その中後が片山への危険行為で一発レッドの退場。ひとり少なくなったヴェルディでしたが、後半はこの1点を守りながらカウンターを狙うという意思統一ができたという意味では、熊本にとっては厳しい展開になりました。ヴェルディの一人ひとりの運動量が増す。逆に熊本の止める技術、パスワークの技術の荒さ、未熟さが目立ち始めます。

時間も少なくなり、熊本は矢野を前線に上げてパワープレー。薄くなったDFラインにカバーで入った養父が持ち上がろうとしたところで痛恨のミス。奪った高橋が預けて再び貰いなおすと、カーブを掛けて狙いすましたシュートは、駄目押しの2点目となってゴール右角に吸い込まれていきました。

1人少ない相手に対して、3バックから4バックに変えなかった意図を記者に問われて、「ミスマッチのゲームをしたかった」と高木監督は言う。「そのままの形で後ろの変化をつけることで、ギャップともっともっとミスマッチしたゲームをしたかった」と。そして「チャンスも意図とする部分で、選手も非常にいろいろ理解しながらやってくれたなと、プレーに関しては非常に満足している」と総括しました。

対するヴェルディは、高橋も刀根も西も、さらには川勝監督さえも土肥の名前を挙げて、再三のピンチを救い、後ろから守備を牽引した今日の試合の功労者だと称えました。前節鳥取戦から柴崎に代わり久々にゴールマウスを守る。熊本出身のJリーガーでは今やおそらく最年長になるであろうGK土肥の活躍が、熊本にまたしても連敗をもたらしたことは、複雑な心境です。

さて、再び北嶋に関して。サッカーライターの元川悦子氏は「柏ではレアンドロ・ドミンゲスやジョルジ・ワグネル、酒井宏樹(ハノーファー)といった質の高い選手たちからピンポイントのパスが供給されるが、熊本では同じようにはいかない。
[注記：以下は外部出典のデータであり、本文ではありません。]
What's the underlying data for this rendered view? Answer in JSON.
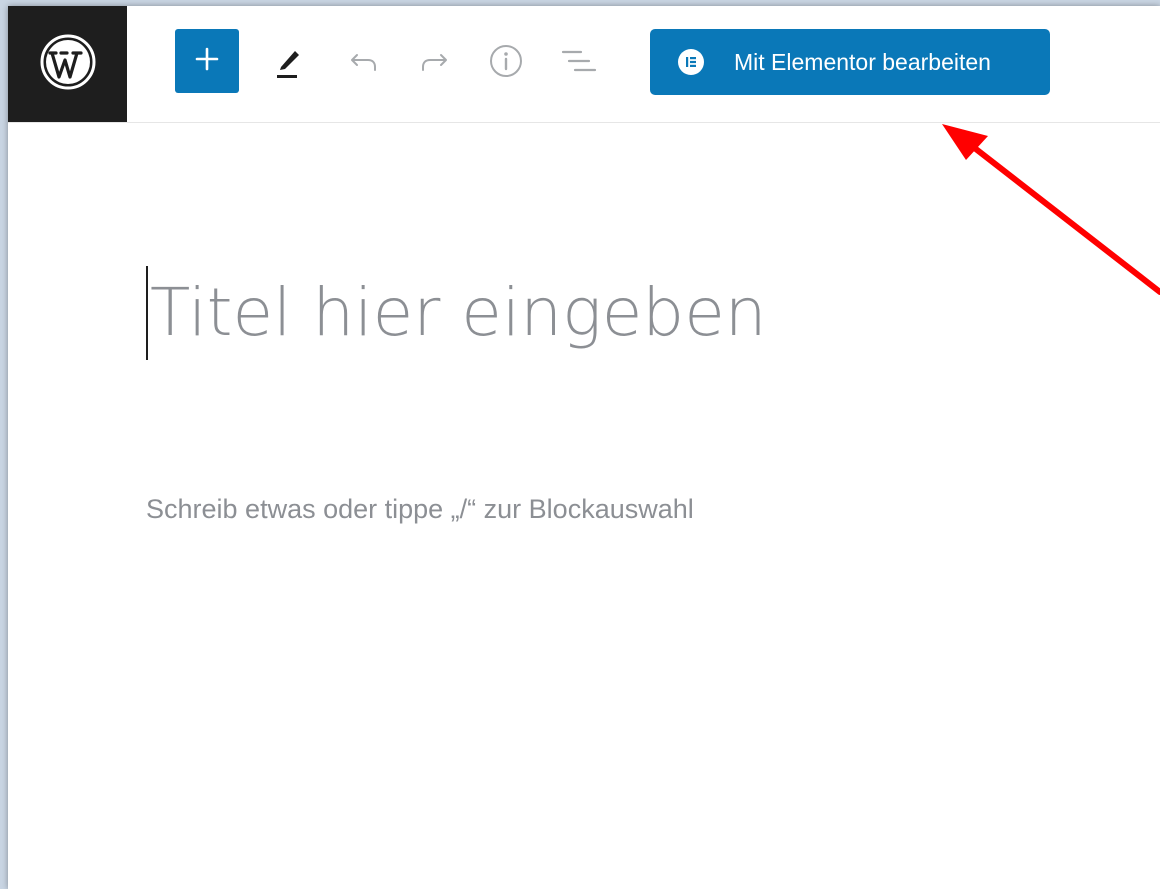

そういう部分でもギャップを感じたはずだ」と書きます。それに対して北嶋は、『柏と比べていたらストレスに感じるが、熊本だってしっかりボールをつないで攻撃を組み立てることはできる。自分が加わることで一緒に内容を高めあっていけたらいいと思う』と応えたのだという。

さらに彼自身のブログでは、はっきりとこう書いています。
「このチームの選手達は彼ら(レアンドロや酒井)とはまた違う特徴を持っているし、彼らにはない部分だって持っている。だから比べる意味も必要もない。だからそういう意味でのストレスもない」と。

「我々のチームに本当にフィットしたということではないとは思いますけども、また今後、もっともっと質の部分で上がってくることも今日のプレーを見て感じました」と、試合後の高木監督は言う。そう。もっともっとフィットしてくるはず。多分、もう少し時間はかかるだろうけれど。

盟友の南は言います。「チームとしてはキタジが周りのレベルに合わせるのではなく、周りがキタジのレベルまで上がらないと。それがこれからの熊本の大事なところだと思います」と。

「キックオフの直前はここにいたるまでの色んなことを思い出し感情が高ぶり涙が出そうになった」と言う北嶋。(ブログから)

ケガや累積などで選手層がどんどん薄くなっていくことばかりだった今シーズン。連敗にはなったけれど、また、チームの成長を待つ楽しみが増えたような、そんな気分です。身近に新たな目標ができた。さらにレベルアップしていける。そんな期待感でいっぱい。敗戦のあとなのに…。初めて感じる不思議な心境です。